As a Girl Scout volunteer, you serve as a partner and role model to girls. You’ll also work closely with a co-volunteer, because two adults must be present at all times when working with girls, and at least one of those volunteers must be female and not related to the other adult. This is an important distinction that bears repeating: Men can serve as troop volunteers, but an adult female who is not related to the other volunteer must be present at all times, and at no time is a girl to be alone with only one volunteer. Remember to also check the adult-to-girl ratios in the “Safety-Wise” section.
Your responsibilities as a Girl Scout volunteer include:
- Sharing your knowledge, experience, and skills with a positive and flexible approach.
- Working in a partnership with girls so that their activities are girl-led, allow them to learn by doing, and allow for cooperative (group) learning; you’ll also partner with other volunteers and council staff for support and guidance.
- Organizing fun, interactive, girl-led activities that address relevant issues and match girls’ interests and needs.
- Debriefing and helping girls discuss and reflect on their activity learnings.
- Providing guidance and information regarding Girl Scout group meetings with girls’ parents or guardians on a regular and ongoing basis through a variety of tools, including e-mail, phone calls, newsletters, blogs, or any other method you choose.
- Ensuring your troop is registered and has at least 5 girls
- Organizing paperwork, such as permission slips.
- Communicating effectively and delivering clear, organized, and vibrant presentations or information to an individual or the troop.
- Completing and submitting the financial records (Troop financial Report) to the council
- Overseeing any funds the girls raise with honesty, integrity, and careful record-keeping.
- Maintaining a close connection to your volunteer support team.
- Facilitating a safe experience for every girl.
- Use the Evaluating Your Skills check list found on the council website to determine your strengths.
Your Support Team
In your role as a Girl Scout volunteer, you may team up with co-volunteer(s), parents/guardians, members of the community, service team and council staff members, as well as others who have expressed interest in working alongside you.
Your support team may help by:
- Filling in for you (if appointment and training requirements are met)
- Arranging meeting places
- Being responsible for communicating with girls and parents/guardians
- Locating adults with special skills to facilitate a specialized meeting
- Assisting with trips and chaperoning
- Managing group records
- Planning and managing troop resources, snacks, etc.

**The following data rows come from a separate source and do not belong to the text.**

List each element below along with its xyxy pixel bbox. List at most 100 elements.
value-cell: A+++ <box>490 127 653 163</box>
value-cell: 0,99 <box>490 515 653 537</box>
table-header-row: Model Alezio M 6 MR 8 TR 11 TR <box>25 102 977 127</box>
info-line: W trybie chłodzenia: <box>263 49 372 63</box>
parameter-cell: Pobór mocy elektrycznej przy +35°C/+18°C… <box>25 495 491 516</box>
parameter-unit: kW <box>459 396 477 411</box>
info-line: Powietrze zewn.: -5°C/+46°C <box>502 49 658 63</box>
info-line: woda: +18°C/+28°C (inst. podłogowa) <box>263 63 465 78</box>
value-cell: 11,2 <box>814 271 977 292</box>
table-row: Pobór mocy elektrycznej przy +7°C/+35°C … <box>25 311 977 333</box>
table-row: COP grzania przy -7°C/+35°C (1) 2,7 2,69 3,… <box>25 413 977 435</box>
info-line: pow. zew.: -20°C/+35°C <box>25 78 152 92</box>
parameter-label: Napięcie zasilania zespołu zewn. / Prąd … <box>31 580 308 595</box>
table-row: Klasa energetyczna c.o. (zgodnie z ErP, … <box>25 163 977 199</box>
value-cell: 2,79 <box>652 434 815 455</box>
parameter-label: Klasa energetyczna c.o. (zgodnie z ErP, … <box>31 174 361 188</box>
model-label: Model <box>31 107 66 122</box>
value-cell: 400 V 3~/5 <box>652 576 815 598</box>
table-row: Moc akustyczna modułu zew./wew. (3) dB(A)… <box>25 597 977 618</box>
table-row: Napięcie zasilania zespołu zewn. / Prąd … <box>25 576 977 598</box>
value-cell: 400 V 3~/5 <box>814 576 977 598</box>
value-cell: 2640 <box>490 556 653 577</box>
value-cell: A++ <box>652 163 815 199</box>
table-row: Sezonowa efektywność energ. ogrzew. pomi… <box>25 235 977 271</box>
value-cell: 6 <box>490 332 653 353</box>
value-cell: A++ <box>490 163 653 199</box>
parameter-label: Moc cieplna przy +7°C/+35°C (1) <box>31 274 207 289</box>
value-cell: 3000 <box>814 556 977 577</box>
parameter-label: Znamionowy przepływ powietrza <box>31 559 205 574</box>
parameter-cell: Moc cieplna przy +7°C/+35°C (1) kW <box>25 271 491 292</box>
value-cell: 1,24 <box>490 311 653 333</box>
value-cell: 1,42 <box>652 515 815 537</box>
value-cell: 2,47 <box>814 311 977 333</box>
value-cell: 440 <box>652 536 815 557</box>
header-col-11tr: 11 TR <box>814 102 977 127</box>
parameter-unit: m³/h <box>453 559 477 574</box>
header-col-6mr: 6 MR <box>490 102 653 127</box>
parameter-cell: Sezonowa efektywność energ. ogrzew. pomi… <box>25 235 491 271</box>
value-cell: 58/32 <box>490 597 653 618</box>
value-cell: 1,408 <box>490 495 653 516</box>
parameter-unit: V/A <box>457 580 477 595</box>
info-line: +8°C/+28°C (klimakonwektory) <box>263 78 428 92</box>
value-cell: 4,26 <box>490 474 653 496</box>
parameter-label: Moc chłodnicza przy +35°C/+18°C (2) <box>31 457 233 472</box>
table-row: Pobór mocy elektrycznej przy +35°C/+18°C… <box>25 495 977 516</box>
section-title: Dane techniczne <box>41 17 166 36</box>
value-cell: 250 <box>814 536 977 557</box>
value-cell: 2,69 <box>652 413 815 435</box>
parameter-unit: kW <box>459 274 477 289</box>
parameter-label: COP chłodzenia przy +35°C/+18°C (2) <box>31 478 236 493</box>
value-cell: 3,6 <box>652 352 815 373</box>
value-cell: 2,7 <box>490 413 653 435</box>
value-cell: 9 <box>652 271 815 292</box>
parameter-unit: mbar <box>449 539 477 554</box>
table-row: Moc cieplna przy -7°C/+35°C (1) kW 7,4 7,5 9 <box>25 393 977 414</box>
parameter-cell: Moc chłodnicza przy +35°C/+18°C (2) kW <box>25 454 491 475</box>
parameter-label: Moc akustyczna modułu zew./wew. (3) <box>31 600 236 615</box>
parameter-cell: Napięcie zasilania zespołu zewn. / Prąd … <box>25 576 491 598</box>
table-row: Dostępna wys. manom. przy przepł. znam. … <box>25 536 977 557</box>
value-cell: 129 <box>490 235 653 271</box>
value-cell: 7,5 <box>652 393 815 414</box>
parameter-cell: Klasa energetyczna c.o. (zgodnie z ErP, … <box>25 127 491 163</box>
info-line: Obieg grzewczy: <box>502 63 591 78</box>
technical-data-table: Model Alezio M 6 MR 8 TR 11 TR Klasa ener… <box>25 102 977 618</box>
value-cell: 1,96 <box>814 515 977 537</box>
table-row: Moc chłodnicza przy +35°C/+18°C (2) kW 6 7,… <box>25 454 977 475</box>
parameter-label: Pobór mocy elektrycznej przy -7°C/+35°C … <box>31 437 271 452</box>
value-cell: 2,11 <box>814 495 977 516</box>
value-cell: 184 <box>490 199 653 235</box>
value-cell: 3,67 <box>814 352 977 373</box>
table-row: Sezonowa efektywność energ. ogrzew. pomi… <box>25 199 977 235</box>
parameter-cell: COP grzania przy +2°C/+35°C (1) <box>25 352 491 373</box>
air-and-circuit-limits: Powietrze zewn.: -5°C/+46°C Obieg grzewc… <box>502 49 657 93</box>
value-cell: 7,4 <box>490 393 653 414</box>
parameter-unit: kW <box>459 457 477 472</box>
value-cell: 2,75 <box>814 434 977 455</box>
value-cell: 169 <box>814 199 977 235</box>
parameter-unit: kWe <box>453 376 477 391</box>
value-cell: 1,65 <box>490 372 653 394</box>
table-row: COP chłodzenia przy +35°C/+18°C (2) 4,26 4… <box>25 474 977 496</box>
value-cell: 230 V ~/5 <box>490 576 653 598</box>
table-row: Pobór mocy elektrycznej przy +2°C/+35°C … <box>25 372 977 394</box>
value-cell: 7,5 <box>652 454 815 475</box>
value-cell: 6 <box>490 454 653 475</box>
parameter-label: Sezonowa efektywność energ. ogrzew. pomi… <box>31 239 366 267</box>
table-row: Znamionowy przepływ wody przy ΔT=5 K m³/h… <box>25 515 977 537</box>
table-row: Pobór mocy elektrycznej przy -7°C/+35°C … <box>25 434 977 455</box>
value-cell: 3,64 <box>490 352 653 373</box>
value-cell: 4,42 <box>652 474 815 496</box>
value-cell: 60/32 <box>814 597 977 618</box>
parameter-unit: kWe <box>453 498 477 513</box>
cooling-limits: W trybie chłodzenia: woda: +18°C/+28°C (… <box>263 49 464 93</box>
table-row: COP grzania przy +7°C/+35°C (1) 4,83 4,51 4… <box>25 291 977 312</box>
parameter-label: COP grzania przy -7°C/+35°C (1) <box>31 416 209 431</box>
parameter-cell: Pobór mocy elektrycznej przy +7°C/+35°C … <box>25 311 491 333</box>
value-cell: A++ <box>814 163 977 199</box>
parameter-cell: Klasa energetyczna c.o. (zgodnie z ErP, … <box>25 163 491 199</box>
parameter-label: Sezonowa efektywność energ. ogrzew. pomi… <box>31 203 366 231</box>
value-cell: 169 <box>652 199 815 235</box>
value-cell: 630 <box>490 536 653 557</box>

If you have a large support team, the first thing you’ll want to do is meet with this group and discuss what brought you to Girl Scouts, review your strengths and skills, and talk about how you would like to work together as a team. Also discuss:
- When important milestones will happen (when Girl Scout Cookie sales will happen, when a troop will take field trips, when a travel group will make its trip, when an event will happen, what the starting and ending dates for a series or for camp will be) and how long the planning process will take
- When and where to meet as a group, if necessary
- Whether, when, where, and how often to hold parent/guardian meetings
- Whether an advance trip to a destination, event site, or camp needs to happen
Remember to call on your volunteer support team, who can help you observe a meeting, assign a mentor or buddy, help with registration forms, assist you with opening a bank account, plan your first meeting, and so on. Also plan to attend service unit meetings—usually held several times throughout the year—that provide excellent opportunities to learn from other volunteers.